Sex is love in my marriage. It is one of our favorite ways to show that we cherish each other. 

My drive is higher than my husband's. We compromise with 3-4 times a week despite the fact that I would like to make love every day.

Last night I wanted sex, but my husband had a cold coming on and wanted to rest. I was disappointed but I understood that my husband was not feeling well. 

The fact that your wife has worked as a prostitute and needs sex multiple times a day to feel love shows that she is addicted to sex. Every addict gets angry when you take away their drug of choice, but it is for their own good. Keep showing your wife different ways of expressing love physically.


----------



## RandomDude (Dec 18, 2010)

Turning down OR turning off my wife ends up with:
In past -> Fights, demands, ST (silent treatments), complaints, nagging, guilt trips, manipulations, "rapes"
In recent past -> Still all of the above but less on the full on fights/demains/manipulations, not to mention her telling me how she's feeling unloved and whatever

Also, compromises lasted until boundaries became broken. Last compromise idea got fked when I decided to be a bit more giving and ironically she took the opportunity to demand more sex. So... MC was the last resort, but it seems to be working lol


----------



## turnera (Jan 22, 2010)

If you had a real boundary and a real consequence you would give, it wouldn't matter how many tricks she plays to get her way.

Example: You raise your voice at me, I leave the room. When I come back and you try yelling again, I'm leaving the house for 30 minutes. If I come back and you do it again, I'm staying at a hotel tonight. If you're still waiting to fight when I come home the next day, I'm staying at Joes house for a few days.

No offense, random, but you don't seem to know how to put your foot down around her. Have you read NMMNG or MMSL?


----------



## RandomDude (Dec 18, 2010)

It's not that easy I'm afraid, I'm not the type to back down but when it comes to sex, our boundaries are IMPOSSIBLE to establish at this stage, especially when it comes to our past. 

Our relationship from the start has been all about breaking the rules, following your heart, and pushing boundaries. The whole world seemed to be against us, family, friends, culture, society, everything really. No one wanted us together, not my ex, not our mates, not our families, not her church, not my community, etc etc.

We survived on passion alone, and throughout that journey I realised that she's most definitely my life partner as she not only gets along with me to the point we're best friends as well as lovers, she survived ALL of it, with me by my side.

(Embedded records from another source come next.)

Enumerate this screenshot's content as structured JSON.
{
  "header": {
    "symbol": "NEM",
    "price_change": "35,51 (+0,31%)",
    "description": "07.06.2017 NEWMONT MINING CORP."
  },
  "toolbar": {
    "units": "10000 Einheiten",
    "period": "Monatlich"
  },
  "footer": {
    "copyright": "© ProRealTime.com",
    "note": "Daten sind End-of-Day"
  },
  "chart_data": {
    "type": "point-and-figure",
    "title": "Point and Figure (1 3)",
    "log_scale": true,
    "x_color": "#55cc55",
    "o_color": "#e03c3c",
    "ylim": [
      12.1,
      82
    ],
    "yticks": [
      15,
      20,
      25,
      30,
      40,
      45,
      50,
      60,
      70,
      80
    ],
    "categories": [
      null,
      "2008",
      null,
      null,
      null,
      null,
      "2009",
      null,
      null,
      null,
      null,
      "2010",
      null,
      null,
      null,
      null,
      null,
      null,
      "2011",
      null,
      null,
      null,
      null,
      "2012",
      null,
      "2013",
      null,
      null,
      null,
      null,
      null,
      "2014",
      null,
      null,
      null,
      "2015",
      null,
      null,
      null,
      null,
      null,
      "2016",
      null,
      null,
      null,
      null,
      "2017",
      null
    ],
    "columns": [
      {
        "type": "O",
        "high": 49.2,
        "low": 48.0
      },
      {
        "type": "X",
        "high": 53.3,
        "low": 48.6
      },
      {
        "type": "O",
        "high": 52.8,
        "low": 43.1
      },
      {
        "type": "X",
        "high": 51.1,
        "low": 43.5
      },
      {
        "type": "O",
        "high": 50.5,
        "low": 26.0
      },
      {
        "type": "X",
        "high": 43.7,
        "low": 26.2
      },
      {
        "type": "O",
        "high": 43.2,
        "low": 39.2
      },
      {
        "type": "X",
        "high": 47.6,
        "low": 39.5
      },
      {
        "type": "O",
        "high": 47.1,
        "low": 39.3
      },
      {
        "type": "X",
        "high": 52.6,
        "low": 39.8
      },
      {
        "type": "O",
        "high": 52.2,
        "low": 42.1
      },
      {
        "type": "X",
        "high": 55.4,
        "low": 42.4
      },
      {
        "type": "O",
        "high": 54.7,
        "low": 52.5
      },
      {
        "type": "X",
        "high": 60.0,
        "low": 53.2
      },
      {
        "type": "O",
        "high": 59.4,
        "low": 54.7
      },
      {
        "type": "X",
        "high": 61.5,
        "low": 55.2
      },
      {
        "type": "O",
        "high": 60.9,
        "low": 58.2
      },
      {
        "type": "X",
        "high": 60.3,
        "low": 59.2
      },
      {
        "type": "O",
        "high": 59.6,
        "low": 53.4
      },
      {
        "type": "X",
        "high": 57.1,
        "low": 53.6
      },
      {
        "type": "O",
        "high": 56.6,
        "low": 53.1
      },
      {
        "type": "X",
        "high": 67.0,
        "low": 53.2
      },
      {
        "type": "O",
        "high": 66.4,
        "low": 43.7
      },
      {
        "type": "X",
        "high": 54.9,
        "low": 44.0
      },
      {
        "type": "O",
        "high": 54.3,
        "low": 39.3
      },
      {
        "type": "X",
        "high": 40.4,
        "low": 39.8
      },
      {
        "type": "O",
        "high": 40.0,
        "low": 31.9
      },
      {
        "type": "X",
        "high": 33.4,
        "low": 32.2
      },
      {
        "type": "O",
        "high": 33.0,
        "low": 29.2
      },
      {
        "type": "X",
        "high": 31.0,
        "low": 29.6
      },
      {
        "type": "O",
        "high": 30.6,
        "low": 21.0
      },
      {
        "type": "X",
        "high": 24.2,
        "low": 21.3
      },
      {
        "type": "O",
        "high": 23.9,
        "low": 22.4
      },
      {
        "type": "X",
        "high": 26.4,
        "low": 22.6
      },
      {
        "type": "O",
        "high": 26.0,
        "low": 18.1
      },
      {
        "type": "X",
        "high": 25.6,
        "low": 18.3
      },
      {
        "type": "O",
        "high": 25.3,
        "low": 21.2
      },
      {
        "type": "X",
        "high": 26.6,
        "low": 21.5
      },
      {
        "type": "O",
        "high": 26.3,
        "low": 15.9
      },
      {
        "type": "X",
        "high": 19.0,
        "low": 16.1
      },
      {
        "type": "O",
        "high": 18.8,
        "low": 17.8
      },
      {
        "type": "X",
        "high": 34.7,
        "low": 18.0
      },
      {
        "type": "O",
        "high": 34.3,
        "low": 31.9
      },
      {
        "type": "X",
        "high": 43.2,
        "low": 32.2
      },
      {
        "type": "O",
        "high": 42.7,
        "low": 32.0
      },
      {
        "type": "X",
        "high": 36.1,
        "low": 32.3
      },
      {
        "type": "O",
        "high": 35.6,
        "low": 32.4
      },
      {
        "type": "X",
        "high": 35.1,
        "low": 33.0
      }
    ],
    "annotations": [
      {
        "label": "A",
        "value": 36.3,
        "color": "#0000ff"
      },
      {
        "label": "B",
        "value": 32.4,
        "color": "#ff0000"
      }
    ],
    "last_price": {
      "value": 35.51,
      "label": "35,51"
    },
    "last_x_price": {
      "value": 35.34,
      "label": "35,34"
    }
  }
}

Until of course... religion came in, which really messed us up for a while. We broke up, then got back together, and the baby bells rang suddenly, caused a panic and then... enter marriage, and when we have finally fought our due with external influences, we began fighting each other instead - irony really. 

Re-establishing order in our chaotic relationship was difficult and when I finally put the foot down (seperation - it was short though) it hurt her deeply. However, I've also made changes for her, reaffirming lovey doveys and sh-t and we've been improving alot since TAM.

But that's that...

Now, come sex, she has the entire world behind her! How can a man complain about his wife taking him 3x a day? He should consider himself lucky! He should suck it up and be a man! And if he can't - he just "aint man enough" - so that's my sad story but frankly I don't give a sh-t now. Still, you know what else?

I WANT TO SATISFY HER! I love her heaps but I just can't physically put out that much or that often especially with that little foreplay when I like the game/tease/romance otherwise sex for me is SH-T! And also...

I can't help confusing her with my sex drive, some days I'm cold, other days I'm a wild animal. It depends on my mood, and what my wife wears/acts/does etc. And when I'm a wild animal, then the next day I'm cold, she feels like sh-t when she shouldn't - I've told her a TRILLION times trying to make her understand me but it doesn't help. I don't want her to keep on like this, and I hate rejecting her when I know it just puts her in a sh-t "unloved" mood.

EDIT: Not to mention I break the boundaries too (3x a day) when she teases the fk outta me and then she uses that as leverage to convince me (and herself) that I'm rejecting her not because I can't have sex, it's because I don't want her. Which I THEN have to prove to her it's not the case...

Pffft, "unloved", if only she has any idea... she came on this forum once with that alias, chased her off and locked the door though which is good (otherwise I'll lose my only venting zone). She puts so much importance on her sexual worth when I love her for more than that and she can't see it.

Our sexual dynamics if not fixed, will never be forfilling no matter how frequent we fk each other or how hot we find each other.


----------



## turnera (Jan 22, 2010)

Well, the bottom line is you will change when you WANT to bad enough.


----------